Islamabad, September 27, 2025: Pakistan has informed the International Monetary Fund (IMF) that it will miss its July–September tax collection target of Rs3.1 trillion, but hopes to bridge the shortfall later in the year through higher growth, inflation, and increased solar panel imports.
During Friday’s briefing with the visiting IMF mission, the Federal Board of Revenue (FBR) conceded that tax collection in the first quarter may fall short of Rs2.95 trillion against the Rs3.08 trillion target. Officials expressed optimism that revenues would recover from November once economic activity picks up.
The discussions are part of ongoing negotiations for the release of a $1 billion tranche under the Extended Fund Facility (EFF) and $220 million under the Resilience and Sustainability Facility (RSF).
The government has set an ambitious annual revenue goal of Rs14.13 trillion, but doubts remain after last year’s shortfall of more than Rs1.2 trillion. The IMF pressed Pakistani authorities for updated revenue projections and asked about the impact of floods on collections this fiscal year.
FBR officials argued that inflationary pressures and a projected GDP growth rate above 3% could help offset some of the shortfall. They also pointed to a 16% rise in import tax collection during July–August, driven largely by a 9% increase in dollar-value imports and double-digit growth in rupee terms.
Authorities highlighted Rs190 billion expected from enforcement measures and a new 10% sales tax in erstwhile FATA, alongside Rs18 billion in projected revenue from solar panel imports. Nearly Rs6 billion has already been collected in the first two months, they said.
The FBR also addressed the controversy over a newly introduced column in income tax returns requiring filers to declare the “estimated fair market value” of assets. Following criticism, Prime Minister Shehbaz Sharif formed a committee led by Law Minister Azam Nazeer Tarar, which recommended scrapping the requirement.

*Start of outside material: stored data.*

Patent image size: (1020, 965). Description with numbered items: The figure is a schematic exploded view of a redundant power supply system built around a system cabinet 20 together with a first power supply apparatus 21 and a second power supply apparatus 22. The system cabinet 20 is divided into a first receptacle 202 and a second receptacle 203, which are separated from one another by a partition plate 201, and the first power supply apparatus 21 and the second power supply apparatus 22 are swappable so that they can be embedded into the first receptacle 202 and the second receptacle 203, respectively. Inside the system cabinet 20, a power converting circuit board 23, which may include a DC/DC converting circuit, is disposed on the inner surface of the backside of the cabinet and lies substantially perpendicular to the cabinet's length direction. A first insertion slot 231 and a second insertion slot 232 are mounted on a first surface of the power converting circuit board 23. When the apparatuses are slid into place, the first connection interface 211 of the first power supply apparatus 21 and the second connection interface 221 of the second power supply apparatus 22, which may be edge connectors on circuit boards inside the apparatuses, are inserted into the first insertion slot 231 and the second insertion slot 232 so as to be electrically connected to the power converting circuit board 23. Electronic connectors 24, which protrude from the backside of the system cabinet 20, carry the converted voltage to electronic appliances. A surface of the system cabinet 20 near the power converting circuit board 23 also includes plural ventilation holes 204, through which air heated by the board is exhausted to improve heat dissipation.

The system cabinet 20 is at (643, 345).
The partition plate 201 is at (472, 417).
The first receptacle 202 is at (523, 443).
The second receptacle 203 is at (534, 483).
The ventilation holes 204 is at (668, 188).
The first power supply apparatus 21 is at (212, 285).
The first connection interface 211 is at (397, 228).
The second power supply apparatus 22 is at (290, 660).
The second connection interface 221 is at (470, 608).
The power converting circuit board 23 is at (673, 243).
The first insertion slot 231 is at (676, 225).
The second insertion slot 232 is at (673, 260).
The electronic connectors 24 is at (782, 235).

The proposal was formally withdrawn this week.
The FBR had initially argued that the column was for statistical purposes to support the Economic Survey and not for calculating liabilities, but the claim failed to satisfy critics or the IMF.
In parallel meetings, the Power Division briefed the IMF on its plan to tackle the Rs1.25 trillion circular debt through syndicated bank financing. Adviser to the PM on Privatisation, Muhammad Ali, said HBL Chairman Sultan Allana had led negotiations on behalf of banks, securing full participation from 18 lenders.
The Rs1.225 trillion facility—structured through Islamic financing instruments such as Bai Muajjal, Ijara, and floating Sukuk bonds—was secured at 0.9% below the prevailing Karachi Interbank Offered Rate (KIBOR) for a maximum of six years. Repayments will be made through a Rs3.23 per unit surcharge on electricity bills.
Officials said the deal will allow the debt to be cleared in under six years while generating Rs350 billion in consumer savings and avoiding Rs377 billion in late payment surcharges. They also claimed Rs175 billion in savings from lower interest rates and Rs242 billion from reduced theft and technical losses.
Energy Minister Sardar Awais Leghari warned that the existing net-metering regime was creating financial imbalances, with 350,000 solar consumers benefiting from subsidised buy-back rates indirectly borne by 35 million others. He said falling grid demand, driven by high tariffs and consumer migration to solar, was undermining revenue flows.
Despite these challenges, the Power Division told the IMF it remains committed to reforms aimed at reducing line losses, improving recoveries, and restoring sustainability to the energy sector.